Motivating Example:
I have a procedural generation system that makes shapes. Sometimes the algorithm makes a "good" shape and sometimes a "bad" shape, based on the parameters its given.
Example, creating leaves:
This one is "good" (purely a subjective notion)
whereas this one is "bad" because the pieces are not connected:
The parameters that are input to the above leaf generator are varied: bool, int, fractions. Perhaps 10 parameters in total.
I don't have an analytical way of knowing exactly which set of parameters might result in "bad" results.
The Goal
I want to have some way to characterize the ranges of "good" vs "bad" parameters, trained by some data points, and generate new parameter sets from that characterization.
I imagine something like this:
- I run through ~100 random sets of parameters manually
- For each one, I produce a "good" or "bad" annotation (just using my eyes)

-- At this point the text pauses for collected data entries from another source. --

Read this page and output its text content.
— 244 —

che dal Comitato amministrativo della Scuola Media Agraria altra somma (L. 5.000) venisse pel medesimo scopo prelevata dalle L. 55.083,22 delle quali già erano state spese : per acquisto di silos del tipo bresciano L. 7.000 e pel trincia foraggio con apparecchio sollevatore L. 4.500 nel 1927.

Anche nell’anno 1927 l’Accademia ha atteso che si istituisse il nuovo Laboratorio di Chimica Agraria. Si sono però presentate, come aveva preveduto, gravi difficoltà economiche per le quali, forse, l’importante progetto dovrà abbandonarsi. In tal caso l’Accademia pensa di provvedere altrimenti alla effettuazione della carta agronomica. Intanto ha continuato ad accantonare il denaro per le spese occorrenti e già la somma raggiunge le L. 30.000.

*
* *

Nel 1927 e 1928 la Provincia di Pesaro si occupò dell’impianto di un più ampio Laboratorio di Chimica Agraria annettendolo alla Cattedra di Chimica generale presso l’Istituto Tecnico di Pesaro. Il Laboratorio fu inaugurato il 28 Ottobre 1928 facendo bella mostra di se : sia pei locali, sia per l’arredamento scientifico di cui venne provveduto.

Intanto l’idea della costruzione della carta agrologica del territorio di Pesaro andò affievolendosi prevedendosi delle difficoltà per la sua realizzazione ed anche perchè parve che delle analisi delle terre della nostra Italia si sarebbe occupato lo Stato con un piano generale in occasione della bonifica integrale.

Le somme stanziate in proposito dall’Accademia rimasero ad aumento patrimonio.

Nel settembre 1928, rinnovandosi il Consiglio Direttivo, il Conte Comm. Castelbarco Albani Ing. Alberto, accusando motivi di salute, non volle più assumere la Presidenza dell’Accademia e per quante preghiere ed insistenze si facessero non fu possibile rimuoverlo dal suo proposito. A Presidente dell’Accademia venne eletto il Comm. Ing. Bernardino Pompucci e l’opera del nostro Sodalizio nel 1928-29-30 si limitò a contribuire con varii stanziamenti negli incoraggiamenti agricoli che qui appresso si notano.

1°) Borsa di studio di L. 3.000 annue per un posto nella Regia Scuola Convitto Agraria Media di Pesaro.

- I run <algorithm 1> to build a description of the "good" regions in that 10-dimensional space.
- Later, I can run <algorithm 2> with the above description as input. It will produce some guess about a random "good" set of parameters.
In this way, I hope to maximize the amount of good shapes produced vs. bad ones.
I'm ultimately trying to find good choices of <algorithm 1> and <algorithm 2>.
Note: <algorithm 1> can be slow, as it is run offline. But <algorithm 2> must be fast, since it is used at runtime to create new shapes.
Ideas So Far
I have thought about this some, and have a few ideas. I am looking for more.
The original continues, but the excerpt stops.